When you see from that perspective then you are on the domain of realistic solutions rather than keyboard level on virtual forum.
It will not be a problem at all to power it completely on a small 100W panel.
https://en.wikipedia.org/wiki/Gopher_(protocol) https://en.wikipedia.org/wiki/Gemini_(protocol) https://geminiprotocol.net/
Beg to disagree here. 30 dollars for a cheap-ass Quansheng will get you pretty far as long as a repeater is in reach (if it's Echolink capable, worldwide), and a bunch of repeaters for all kinds of modes are tied together not only via the Internet but also via AMPR / HamNet [1]. APRS and DMR capable devices are in the 200 dollar range.
For high bandwidth data communication it becomes a bit more involved - Ubiquiti hardware for example can be trivially software-modified to transmit on the amateur radio ranges, which is how that gear ends up powering a lot of HamNet stations. Sadly, unless there's a HamNet node on a nearby large structure you'll probably need to raise a tower large enough to achieve line-of-sight to the nearest HamNet node.
For people in reach of the QO-100 satellite (i.e. Europe, Africa, about half of Asia), there have been experiments to use that satellite not just as a repeater for voice and video, but also data [2].

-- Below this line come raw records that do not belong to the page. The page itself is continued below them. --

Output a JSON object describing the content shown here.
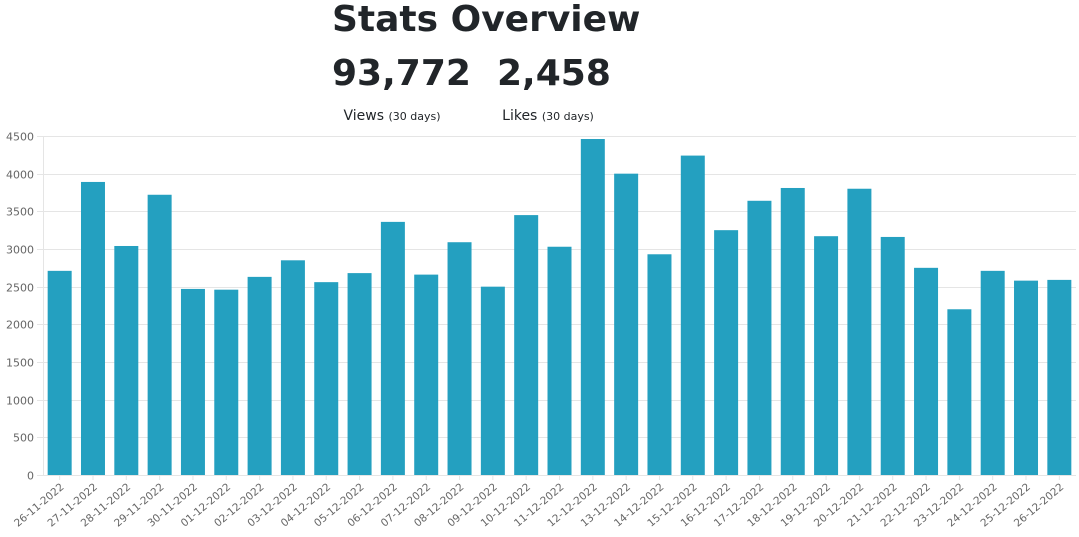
{
  "header": {
    "title": "Stats Overview"
  },
  "stats": {
    "views": {
      "value": "93,772",
      "label": "Views",
      "period": "(30 days)"
    },
    "likes": {
      "value": "2,458",
      "label": "Likes",
      "period": "(30 days)"
    }
  },
  "colors": {
    "bar": "#24a0c0",
    "grid": "#e5e5e5",
    "axis": "#666666"
  },
  "chart_data": {
    "type": "bar",
    "title": "",
    "xlabel": "",
    "ylabel": "",
    "ylim": [
      0,
      4500
    ],
    "yticks": [
      0,
      500,
      1000,
      1500,
      2000,
      2500,
      3000,
      3500,
      4000,
      4500
    ],
    "grid": true,
    "legend": "none",
    "categories": [
      "26-11-2022",
      "27-11-2022",
      "28-11-2022",
      "29-11-2022",
      "30-11-2022",
      "01-12-2022",
      "02-12-2022",
      "03-12-2022",
      "04-12-2022",
      "05-12-2022",
      "06-12-2022",
      "07-12-2022",
      "08-12-2022",
      "09-12-2022",
      "10-12-2022",
      "11-12-2022",
      "12-12-2022",
      "13-12-2022",
      "14-12-2022",
      "15-12-2022",
      "16-12-2022",
      "17-12-2022",
      "18-12-2022",
      "19-12-2022",
      "20-12-2022",
      "21-12-2022",
      "22-12-2022",
      "23-12-2022",
      "24-12-2022",
      "25-12-2022",
      "26-12-2022"
    ],
    "values": [
      2710,
      3890,
      3040,
      3720,
      2470,
      2460,
      2630,
      2850,
      2560,
      2680,
      3360,
      2660,
      3090,
      2500,
      3450,
      3030,
      4460,
      4000,
      2930,
      4240,
      3250,
      3640,
      3810,
      3170,
      3800,
      3160,
      2750,
      2200,
      2710,
      2580,
      2590
    ]
  }
}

[1] https://en.wikipedia.org/wiki/AMPRNet
[2] https://forum.amsat-dl.org/index.php?thread/4306-npr-vsat-ip...
Is this scalable?
so many wrong assumptions on that article.
Starlink is much simpler for the average consumer to setup than what this article suggests.
Resiliency isn't found by relying on corporations who are subject to interference by foreign nations.
A mesh network and federated services will not rely on one actor or server. And if you are in middle of no where and only a random guy from Texas is hosting, then maybe start your own node if he is unreliable.
Please don't confuse security with resilience, they might be connected in some dots but have fundamentally different purposes.